Garantir um suprimento seguro e confiável de petróleo e gás não apenas atende à demanda energética interna, como também preserva a competitividade do país. Com reservas promissoras no pré-sal e na Margem Equatorial, o Brasil deve assegurar que essas fontes continuem contribuindo para a segurança energética e o desenvolvimento nacional. Ao utilizar essas reservas de forma sustentável, o Brasil pode se posicionar como um ator-chave tanto na transição energética quanto na economia global. 

Além disso, as instalações de energias renováveis, que muitas vezes ocupam vastas áreas geográficas, são especialmente vulneráveis a eventos climáticos extremos. Tempestades, inundações e até incêndios florestais podem danificar essas infraestruturas, interrompendo o fornecimento de energia. A dependência de materiais críticos, como os metais raros utilizados em painéis solares e turbinas eólicas, acrescenta uma camada extra de vulnerabilidade. Muitos desses materiais são extraídos em regiões politicamente instáveis, o que aumenta o risco de interrupções na cadeia global de suprimentos. 

Diante dessa realidade, garantir a confiabilidade do sistema energético exige que fontes renováveis e convencionais operem de forma integrada. Soluções despacháveis e tecnológicas, como energia hidrelétrica com reservatórios, termoelétricas e até mesmo energia nuclear, além do armazenamento de energia em baterias e redes inteligentes, desempenham um papel crucial ao complementar as renováveis e assegurar a estabilidade do fornecimento. 

Países como a Noruega, EUA e Reino Unido têm investido em tecnologias de captura de carbono e em sistemas de geração híbridos para otimizar a coexistência de renováveis e fontes convencionais, além de reforçar suas redes elétricas com o uso de inteligência artificial para prever picos de demanda e ajustar a oferta de forma mais eficaz, garantindo segurança energética enquanto avançam na transição para uma economia de baixo carbono. 

A transição para uma economia de baixo carbono não é apenas uma necessidade ambiental, mas um imperativo estratégico. No entanto, essa transição só será bem-sucedida se for orientada por uma abordagem pragmática que reconheça a interdependência entre sustentabilidade e resiliência. As energias renováveis são essenciais para a transformação do sistema energético global e, combinadas com fontes firmes e despacháveis, têm o potencial de criar uma rede elétrica segura e resiliente, capaz de enfrentar os desafios impostos pelas mudanças climáticas. 

Uma solução promissora seria a criação de um mecanismo de pagamento pelos “atributos de confiabilidade”, no qual todas as fontes de energia- renováveis e convencionais- contribuam para o fortalecimento da rede elétrica.

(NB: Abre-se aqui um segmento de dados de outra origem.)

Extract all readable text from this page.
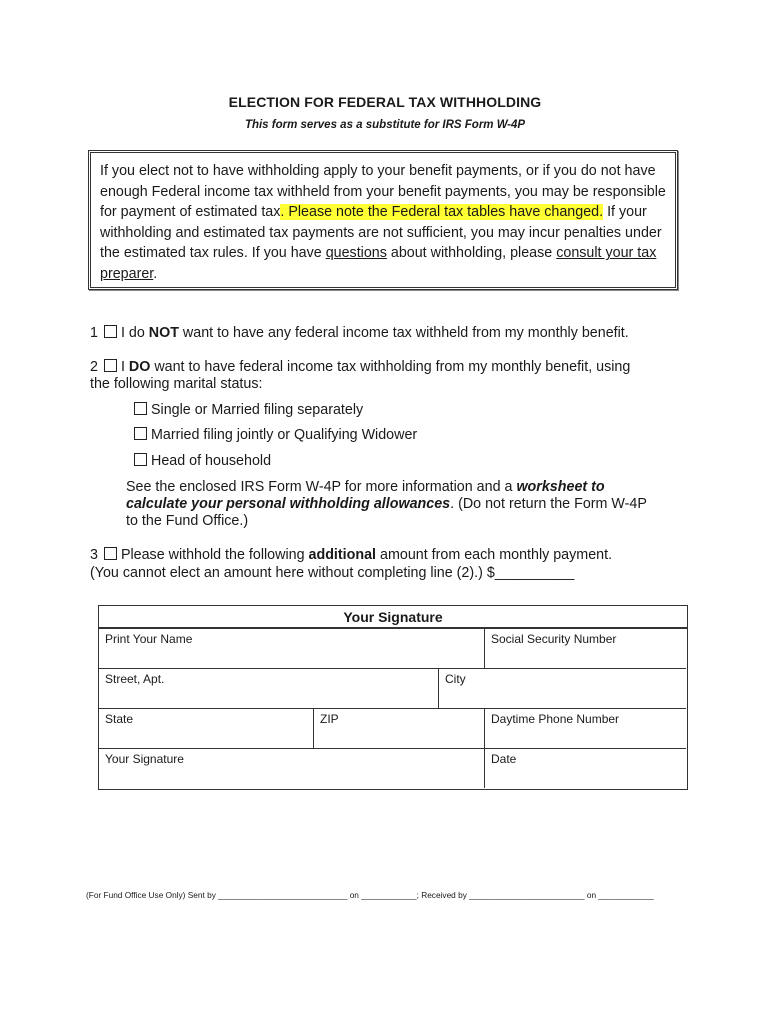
ELECTION FOR FEDERAL TAX WITHHOLDING
This form serves as a substitute for IRS Form W-4P
If you elect not to have withholding apply to your benefit payments, or if you do not have enough Federal income tax withheld from your benefit payments, you may be responsible for payment of estimated tax. Please note the Federal tax tables have changed. If your withholding and estimated tax payments are not sufficient, you may incur penalties under the estimated tax rules. If you have questions about withholding, please consult your tax preparer.
1 I do NOT want to have any federal income tax withheld from my monthly benefit.
2 I DO want to have federal income tax withholding from my monthly benefit, using
the following marital status:
Single or Married filing separately
Married filing jointly or Qualifying Widower
Head of household
See the enclosed IRS Form W-4P for more information and a worksheet to
calculate your personal withholding allowances. (Do not return the Form W-4P
to the Fund Office.)
3 Please withhold the following additional amount from each monthly payment.
(You cannot elect an amount here without completing line (2).) $__________
Your Signature
Print Your Name	Social Security Number
Street, Apt.	City
State	ZIP	Daytime Phone Number
Your Signature	Date
(For Fund Office Use Only) Sent by ____________________________ on ____________; Received by _________________________ on ____________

Esse modelo possibilitaria uma combinação mais inteligente e eficiente de diferentes fontes, incentivando a otimização de investimentos em geração e distribuição. 

O mundo que conhecíamos- com padrões climáticos previsíveis e um sistema energético estável- está rapidamente ficando para trás. Estamos entrando em uma nova era, marcada por extremos climáticos cada vez mais frequentes e intensos. Essa realidade exige uma governança energética que vá além da simples expansão das energias renováveis. A segurança e a resiliência energética tornaram-se questões de sobrevivência nacional, econômica e social. 

Embora as mudanças climáticas já estejam “contratadas”, ainda temos a chance de moldar o futuro. Medidas ambiciosas de mitigação, aliadas a investimentos estratégicos em adaptação, são essenciais. Limitar o aumento da temperatura global é urgente, mas igualmente crucial é garantir que nosso sistema energético seja capaz de resistir às pressões climáticas inevitáveis. Somente assim, poderemos assegurar a segurança e a estabilidade a longo prazo.

¹ Artigo de opinião publicado originalmente em Valor Econômico em 15/10/2024.